Chiudi gli occhi.
Sospendi i pensieri.
Entra nella tua natura di silenzio.
Tu esisti.
Osserva se questo esistere percepisce esistere altro.
Chiama questo altro: molteplicità dell’essere o jagat o mondo.
Esamina adesso la percezione stessa che mostra l’esistenza di altro da te.
Osserva che ti credi esistente proprio per essa, per la percezione-movimento-maya.
Chiama questo crederti esistente: avidya (ignoranza), individuazione dell’essere o jiva.
Lascia adesso affondare questa osservazione nel tuo esistere.
Dimentica di esistere perché percepisci altro.
Affonda e annega nel tuo essere.
Lascia la percezione dov’è: in superficie, in apparenza.
Sposta l’attenzione sull’essenza che sei, e che non hai osservato perché distratto dall’essere qualcosa.
“Senti” di esistere, perché sei, non perché senti altro da te.

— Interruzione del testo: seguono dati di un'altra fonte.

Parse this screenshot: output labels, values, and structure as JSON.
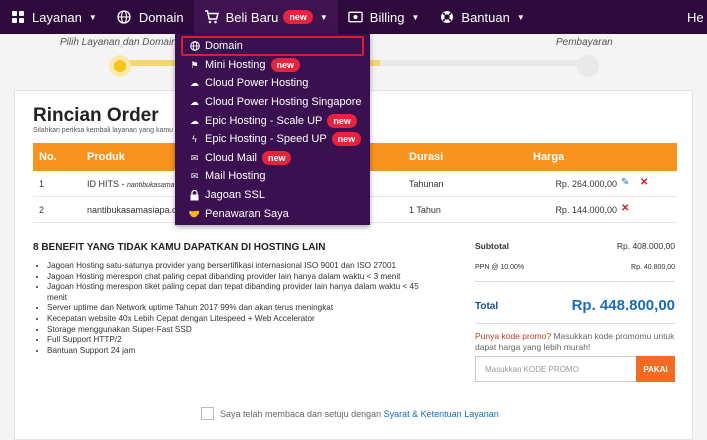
{
  "nav": {
    "items": [
      {
        "label": "Layanan",
        "icon": "grid-icon"
      },
      {
        "label": "Domain",
        "icon": "globe-icon"
      },
      {
        "label": "Beli Baru",
        "icon": "cart-icon",
        "badge": "new"
      },
      {
        "label": "Billing",
        "icon": "billing-icon"
      },
      {
        "label": "Bantuan",
        "icon": "lifebuoy-icon"
      }
    ],
    "right_text": "He"
  },
  "steps": {
    "step1": "Pilih Layanan dan Domain",
    "step3": "Pembayaran"
  },
  "order": {
    "title": "Rincian Order",
    "subtitle": "Silahkan periksa kembali layanan yang kamu",
    "columns": [
      "No.",
      "Produk",
      "Durasi",
      "Harga"
    ],
    "rows": [
      {
        "no": "1",
        "product": "ID HITS",
        "product_detail": "nantibukasama",
        "duration": "Tahunan",
        "price": "Rp. 264.000,00"
      },
      {
        "no": "2",
        "product": "nantibukasamasiapa.c",
        "product_detail": "",
        "duration": "1 Tahun",
        "price": "Rp. 144.000,00"
      }
    ]
  },
  "benefits": {
    "title": "8 BENEFIT YANG TIDAK KAMU DAPATKAN DI HOSTING LAIN",
    "items": [
      "Jagoan Hosting satu-satunya provider yang bersertifikasi internasional ISO 9001 dan ISO 27001",
      "Jagoan Hosting merespon chat paling cepat dibanding provider lain hanya dalam waktu < 3 menit",
      "Jagoan Hosting merespon tiket paling cepat dan tepat dibanding provider lain hanya dalam waktu < 45 menit",
      "Server uptime dan Network uptime Tahun 2017 99% dan akan terus meningkat",
      "Kecepatan website 40x Lebih Cepat dengan Litespeed + Web Accelerator",
      "Storage menggunakan Super-Fast SSD",
      "Full Support HTTP/2",
      "Bantuan Support 24 jam"
    ]
  },
  "summary": {
    "subtotal_label": "Subtotal",
    "subtotal_value": "Rp. 408.000,00",
    "ppn_label": "PPN @ 10.00%",
    "ppn_value": "Rp. 40.800,00",
    "total_label": "Total",
    "total_value": "Rp. 448.800,00",
    "promo_question": "Punya kode promo?",
    "promo_hint": "Masukkan kode promomu untuk dapat harga yang lebih murah!",
    "promo_placeholder": "Masukkan KODE PROMO",
    "promo_button": "PAKAI"
  },
  "tos": {
    "text": "Saya telah membaca dan setuju dengan",
    "link": "Syarat & Ketentuan Layanan"
  },
  "dropdown": {
    "items": [
      {
        "label": "Domain",
        "icon": "globe-icon",
        "badge": ""
      },
      {
        "label": "Mini Hosting",
        "icon": "flag-icon",
        "badge": "new"
      },
      {
        "label": "Cloud Power Hosting",
        "icon": "cloud-icon",
        "badge": ""
      },
      {
        "label": "Cloud Power Hosting Singapore",
        "icon": "cloud-icon",
        "badge": ""
      },
      {
        "label": "Epic Hosting - Scale UP",
        "icon": "cloud-upload-icon",
        "badge": "new"
      },
      {
        "label": "Epic Hosting - Speed UP",
        "icon": "bolt-icon",
        "badge": "new"
      },
      {
        "label": "Cloud Mail",
        "icon": "envelope-icon",
        "badge": "new"
      },
      {
        "label": "Mail Hosting",
        "icon": "envelope-icon",
        "badge": ""
      },
      {
        "label": "Jagoan SSL",
        "icon": "lock-icon",
        "badge": ""
      },
      {
        "label": "Penawaran Saya",
        "icon": "handshake-icon",
        "badge": ""
      }
    ]
  },
  "colors": {
    "nav_bg": "#2e0a3c",
    "accent_orange": "#f7931e",
    "badge_red": "#e5233c",
    "total_blue": "#1b6cb5",
    "progress_yellow": "#f5d76e"
  }
}
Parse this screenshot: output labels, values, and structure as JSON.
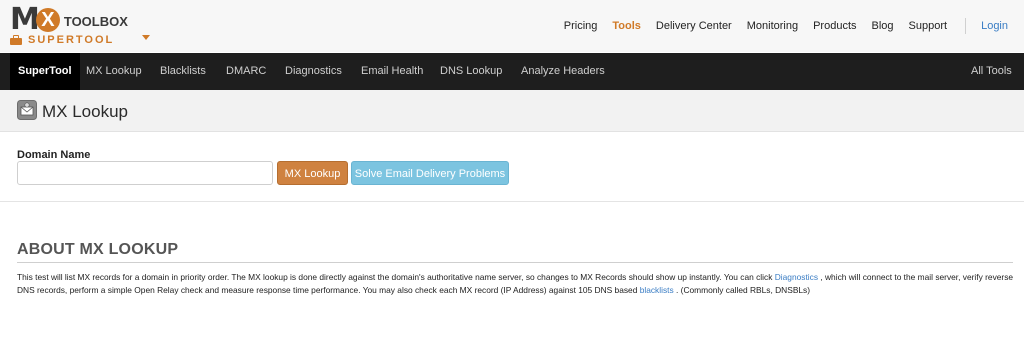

Questa è la coscienza di essere o “Io sono” (in senso di affermazione di esistenza) o atman o Isvara (se lo trattieni e mantieni).
Sei cosciente di essere.
Questa è ancora dualità.
Lascia adesso questa coscienza di essere.
Non v’è necessità di tenerla.
Se sei, non ti serve esserne cosciente.
Ecco che “sei”.
Sei.
Non c’è altro.
È lo stesso “io sono” che smette di affermare la propria esistenza perché ne perde coscienza, non vi è alcuna necessità di affermarla.
Non c’è differenza fra il Reale, l’Essere e l’essere individuato.